Qualcosa più degli 11 euro al mese in busta paga. Un aiuto vero, concreto. E fatto da un Paese che, a livello di conti, certamente non è la Germania. Ma che ha una visione. E il coraggio di dire alle banche che, dopo anni di aiuti, ora tocca a loro aiutare. Perché stante una Bce che ancora opera reinvestimento e fondi Tltro restituiti con il contagocce, i Bonos e il loro spread non paiono un’emergenza immediata. La casa, sì. E scudare adesso, equivale a non fare i conti con una crisi sociale devastante per l’economia e la tenuta del Paese, oltre che un’ovvia crescita delle sofferenze. Le quali oggi sono al quasi minimo storico del 3,9%, mentre solo nel dicembre del 2013 erano al 13,6%. E quel calo non è certo tutto farina del sacco di professionalità dei banchieri.

Ecco un esempio di debito buono e, soprattutto, di intervento pubblico lungimirante. Come dimostrato dall’esempio, sempre spagnolo, del finanziamento a deficit del comparto turistico per garantire un effetto boost alle entrate nella prima estate dopo il lockdown. Non a caso, la Spagna ha fatto il pieno.

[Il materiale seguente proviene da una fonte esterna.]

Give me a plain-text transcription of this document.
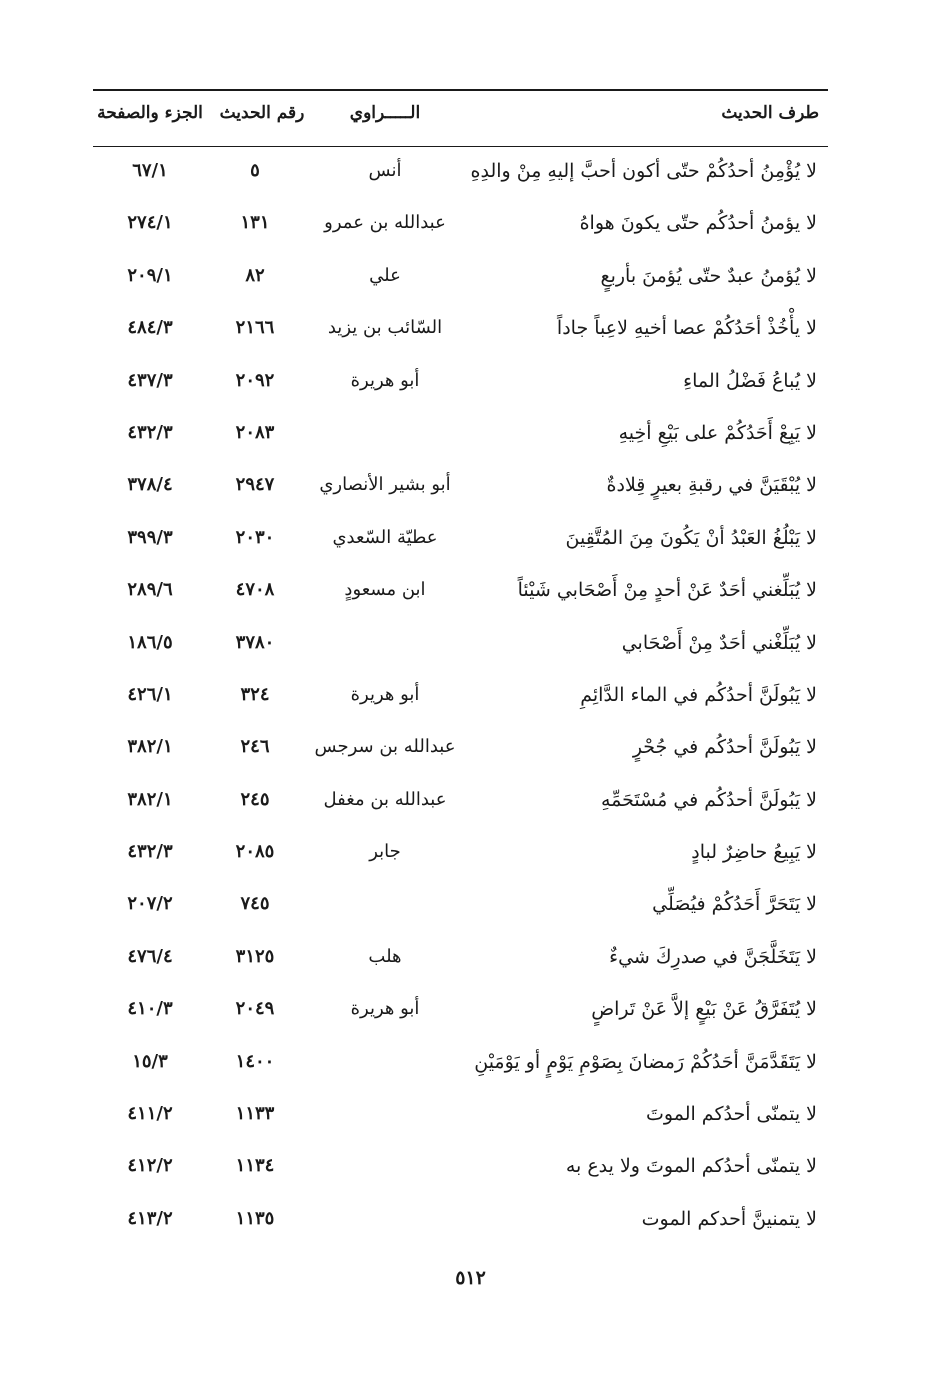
طرف الحديث
الـــــراوي
رقم الحديث
الجزء والصفحة
لا يُؤْمِنُ أحدُكُمْ حتّى أكون أحبَّ إليهِ مِنْ والدِهِ
أنس
٥
٦٧/١
لا يؤمنُ أحدُكُم حتّى يكونَ هواهُ
عبدالله بن عمرو
١٣١
٢٧٤/١
لا يُؤمنُ عبدٌ حتّى يُؤمنَ بأربعٍ
علي
٨٢
٢٠٩/١
لا يأْخُذْ أحَدُكُمْ عصا أخيهِ لاعِباً جاداً
السّائب بن يزيد
٢١٦٦
٤٨٤/٣
لا يُباعُ فَضْلُ الماءِ
أبو هريرة
٢٠٩٢
٤٣٧/٣
لا يَبِعْ أَحَدُكُمْ على بَيْعِ أخِيهِ
٢٠٨٣
٤٣٢/٣
لا يُبْقَيَنَّ في رقبةِ بعيرٍ قِلادةٌ
أبو بشير الأنصاري
٢٩٤٧
٣٧٨/٤
لا يَبْلُغُ العَبْدُ أنْ يَكُونَ مِنَ المُتَّقِينَ
عطيّة السّعدي
٢٠٣٠
٣٩٩/٣
لا يُبَلِّغني أحَدٌ عَنْ أحدٍ مِنْ أَصْحَابي شَيْئاً
ابن مسعودٍ
٤٧٠٨
٢٨٩/٦
لا يُبَلِّغْني أحَدٌ مِنْ أَصْحَابي
٣٧٨٠
١٨٦/٥
لا يَبُولَنَّ أحدُكُم في الماء الدَّائِمِ
أبو هريرة
٣٢٤
٤٢٦/١
لا يَبُولَنَّ أحدُكُم في جُحْرٍ
عبدالله بن سرجس
٢٤٦
٣٨٢/١
لا يَبُولَنَّ أحدُكُم في مُسْتَحَمِّهِ
عبدالله بن مغفل
٢٤٥
٣٨٢/١
لا يَبِيعُ حاضِرٌ لبادٍ
جابر
٢٠٨٥
٤٣٢/٣
لا يَتَحَرَّ أَحَدُكُمْ فيُصَلِّي
٧٤٥
٢٠٧/٢
لا يَتَخَلَّجَنَّ في صدرِكَ شيءٌ
هلب
٣١٢٥
٤٧٦/٤
لا يُتَفَرَّقُ عَنْ بَيْعٍ إلاَّ عَنْ تَراضٍ
أبو هريرة
٢٠٤٩
٤١٠/٣
لا يَتَقَدَّمَنَّ أحَدُكُمْ رَمضانَ بِصَوْمِ يَوْمٍ أو يَوْمَيْنِ
١٤٠٠
١٥/٣
لا يتمنّى أحدُكم الموتَ
١١٣٣
٤١١/٢
لا يتمنّى أحدُكم الموتَ ولا يدع به
١١٣٤
٤١٢/٢
لا يتمنينَّ أحدكم الموت
١١٣٥
٤١٣/٢
٥١٢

E ripagato con gli interessi lo scostamento.

Al netto dell’identità smaccatamente di sinistra dell’esecutivo Sanchez, davvero a Roma non ritengono meritevole di attenzione quanto deciso da un Paese gemello in fatto di rogne sui conti? O forse pensiamo di evitare l’implosione sociale con 11 euro al mese in busta paga?